A simple and fast alternative method to remove glycerol from chicken semen after cryopreservation.

A concentration of 11% of glycerol is the standard one for sperm cryopreservation in chickens, however, the presence of just 2% glycerol already causes severe fertility reduction, suggesting the necessity of removing glycerol before artificial insemination (AI). The major approach developed for this purpose is serial dilution followed by centrifugation (SDC), which demands special equipment (such as a refrigerate room) to maintain post-thaw semen at 4 °C, besides being time consuming. Therefore, we attempted to develop a simple method to remove glycerol from chicken frozen-thawed semen based on a colloidal gel, Percoll, which is ordinarily used to select motile and viable sperm in mammals as well as in fresh chicken semen. In this study, we used a Percoll based glycerol removal solution (GRS) containing sucrose to avoid frozen-thawed sperm suffering from osmotic stress.
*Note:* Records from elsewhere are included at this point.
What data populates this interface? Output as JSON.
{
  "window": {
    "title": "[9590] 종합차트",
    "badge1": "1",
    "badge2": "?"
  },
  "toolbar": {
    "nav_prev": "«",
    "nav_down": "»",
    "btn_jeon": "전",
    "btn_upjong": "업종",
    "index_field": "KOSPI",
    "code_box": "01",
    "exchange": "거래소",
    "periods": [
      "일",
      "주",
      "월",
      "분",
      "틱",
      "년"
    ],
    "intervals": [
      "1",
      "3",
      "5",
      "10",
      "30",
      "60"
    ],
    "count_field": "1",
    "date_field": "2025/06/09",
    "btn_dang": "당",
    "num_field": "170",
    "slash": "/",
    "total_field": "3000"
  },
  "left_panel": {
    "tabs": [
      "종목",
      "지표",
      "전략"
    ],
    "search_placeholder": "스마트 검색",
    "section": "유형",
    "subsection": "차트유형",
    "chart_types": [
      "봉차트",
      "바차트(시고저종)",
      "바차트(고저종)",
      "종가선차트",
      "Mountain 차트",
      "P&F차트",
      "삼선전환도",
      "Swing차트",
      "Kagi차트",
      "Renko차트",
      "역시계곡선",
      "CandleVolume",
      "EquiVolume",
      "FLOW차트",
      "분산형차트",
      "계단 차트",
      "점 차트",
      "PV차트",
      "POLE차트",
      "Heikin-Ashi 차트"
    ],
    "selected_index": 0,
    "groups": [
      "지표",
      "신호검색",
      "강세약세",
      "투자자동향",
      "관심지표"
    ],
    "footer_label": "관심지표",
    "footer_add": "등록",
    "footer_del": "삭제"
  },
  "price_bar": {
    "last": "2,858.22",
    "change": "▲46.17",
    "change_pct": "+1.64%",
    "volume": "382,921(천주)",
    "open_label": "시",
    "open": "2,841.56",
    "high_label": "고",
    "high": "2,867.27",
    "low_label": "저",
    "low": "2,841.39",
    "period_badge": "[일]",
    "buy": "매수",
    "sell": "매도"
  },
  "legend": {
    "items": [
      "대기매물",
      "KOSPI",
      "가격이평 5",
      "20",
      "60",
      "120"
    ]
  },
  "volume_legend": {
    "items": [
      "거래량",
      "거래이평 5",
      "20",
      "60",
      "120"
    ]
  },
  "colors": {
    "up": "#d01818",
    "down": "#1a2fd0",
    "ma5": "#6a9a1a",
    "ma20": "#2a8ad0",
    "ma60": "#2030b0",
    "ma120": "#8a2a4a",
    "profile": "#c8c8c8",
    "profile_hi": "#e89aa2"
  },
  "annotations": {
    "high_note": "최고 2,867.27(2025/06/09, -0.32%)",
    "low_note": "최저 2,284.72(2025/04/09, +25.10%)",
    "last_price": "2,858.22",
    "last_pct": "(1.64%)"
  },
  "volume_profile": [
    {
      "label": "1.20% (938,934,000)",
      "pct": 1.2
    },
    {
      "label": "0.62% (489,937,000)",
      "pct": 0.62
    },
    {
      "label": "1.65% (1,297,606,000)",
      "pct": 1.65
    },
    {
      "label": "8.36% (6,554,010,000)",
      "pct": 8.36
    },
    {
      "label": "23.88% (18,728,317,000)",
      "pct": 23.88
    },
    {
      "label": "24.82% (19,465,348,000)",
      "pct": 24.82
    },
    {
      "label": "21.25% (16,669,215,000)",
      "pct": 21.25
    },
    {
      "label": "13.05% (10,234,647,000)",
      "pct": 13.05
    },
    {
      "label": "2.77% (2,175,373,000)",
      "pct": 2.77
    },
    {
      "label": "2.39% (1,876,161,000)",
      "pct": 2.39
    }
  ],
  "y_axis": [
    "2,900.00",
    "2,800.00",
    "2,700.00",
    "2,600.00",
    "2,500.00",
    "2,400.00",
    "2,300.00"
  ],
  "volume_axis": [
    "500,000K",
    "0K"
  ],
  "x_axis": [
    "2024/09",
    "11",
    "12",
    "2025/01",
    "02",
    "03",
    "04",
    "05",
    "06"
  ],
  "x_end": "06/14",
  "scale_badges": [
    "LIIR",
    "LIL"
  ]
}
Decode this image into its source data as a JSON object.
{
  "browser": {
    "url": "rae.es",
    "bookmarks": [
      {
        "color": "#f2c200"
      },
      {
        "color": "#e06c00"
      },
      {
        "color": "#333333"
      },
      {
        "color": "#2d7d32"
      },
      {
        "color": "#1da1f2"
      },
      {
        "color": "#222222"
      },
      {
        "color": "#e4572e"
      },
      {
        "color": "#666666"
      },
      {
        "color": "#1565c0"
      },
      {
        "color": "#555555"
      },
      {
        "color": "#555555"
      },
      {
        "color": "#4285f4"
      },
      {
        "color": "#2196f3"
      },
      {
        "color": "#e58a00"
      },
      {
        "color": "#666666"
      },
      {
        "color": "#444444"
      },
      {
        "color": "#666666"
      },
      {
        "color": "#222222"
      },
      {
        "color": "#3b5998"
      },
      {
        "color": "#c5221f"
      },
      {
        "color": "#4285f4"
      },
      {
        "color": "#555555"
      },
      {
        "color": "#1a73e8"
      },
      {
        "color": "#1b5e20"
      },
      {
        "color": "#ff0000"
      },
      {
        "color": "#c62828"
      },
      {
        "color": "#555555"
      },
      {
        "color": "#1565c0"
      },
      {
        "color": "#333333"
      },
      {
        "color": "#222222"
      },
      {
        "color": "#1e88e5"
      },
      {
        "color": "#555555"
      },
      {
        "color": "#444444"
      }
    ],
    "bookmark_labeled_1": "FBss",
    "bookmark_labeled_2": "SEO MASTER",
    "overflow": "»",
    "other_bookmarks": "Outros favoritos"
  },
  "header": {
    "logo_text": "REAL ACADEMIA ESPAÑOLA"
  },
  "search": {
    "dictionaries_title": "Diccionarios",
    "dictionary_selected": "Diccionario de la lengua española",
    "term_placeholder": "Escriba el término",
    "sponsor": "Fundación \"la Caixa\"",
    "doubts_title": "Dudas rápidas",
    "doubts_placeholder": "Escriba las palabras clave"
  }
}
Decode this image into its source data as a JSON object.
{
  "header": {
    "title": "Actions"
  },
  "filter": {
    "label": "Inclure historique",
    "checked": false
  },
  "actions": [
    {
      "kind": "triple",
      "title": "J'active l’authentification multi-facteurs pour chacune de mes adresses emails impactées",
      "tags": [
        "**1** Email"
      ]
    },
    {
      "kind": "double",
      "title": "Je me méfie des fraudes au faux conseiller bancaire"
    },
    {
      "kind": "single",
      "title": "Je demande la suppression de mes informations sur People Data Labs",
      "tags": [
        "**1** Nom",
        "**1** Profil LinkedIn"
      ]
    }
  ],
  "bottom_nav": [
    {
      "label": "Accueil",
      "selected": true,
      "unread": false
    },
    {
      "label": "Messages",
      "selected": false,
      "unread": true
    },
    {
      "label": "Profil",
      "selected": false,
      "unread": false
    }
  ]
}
Subsequently, several conditions including GRS compositions (GRS A, B, C and D) and centrifugation temperatures (4 and 20 °C) were compared by their influence on sperm in vitro parameters. Afterwards, GRS A and D were selected for fertility evaluation, compared to conventional SDC method. Our results showed that the fertility with GRS A at both 4 and 20 °C were higher than GRS D (p < 0.05) and similar or even superior to the fertility obtained with SDC method. Altogether, our novel GRS protocol is a valuable method for chicken sperm cryobanking policy, supported by its notable results of fertility as well as saving 44% of time, with a simple equipment at flexible operation temperatures of 4 or 20 °C.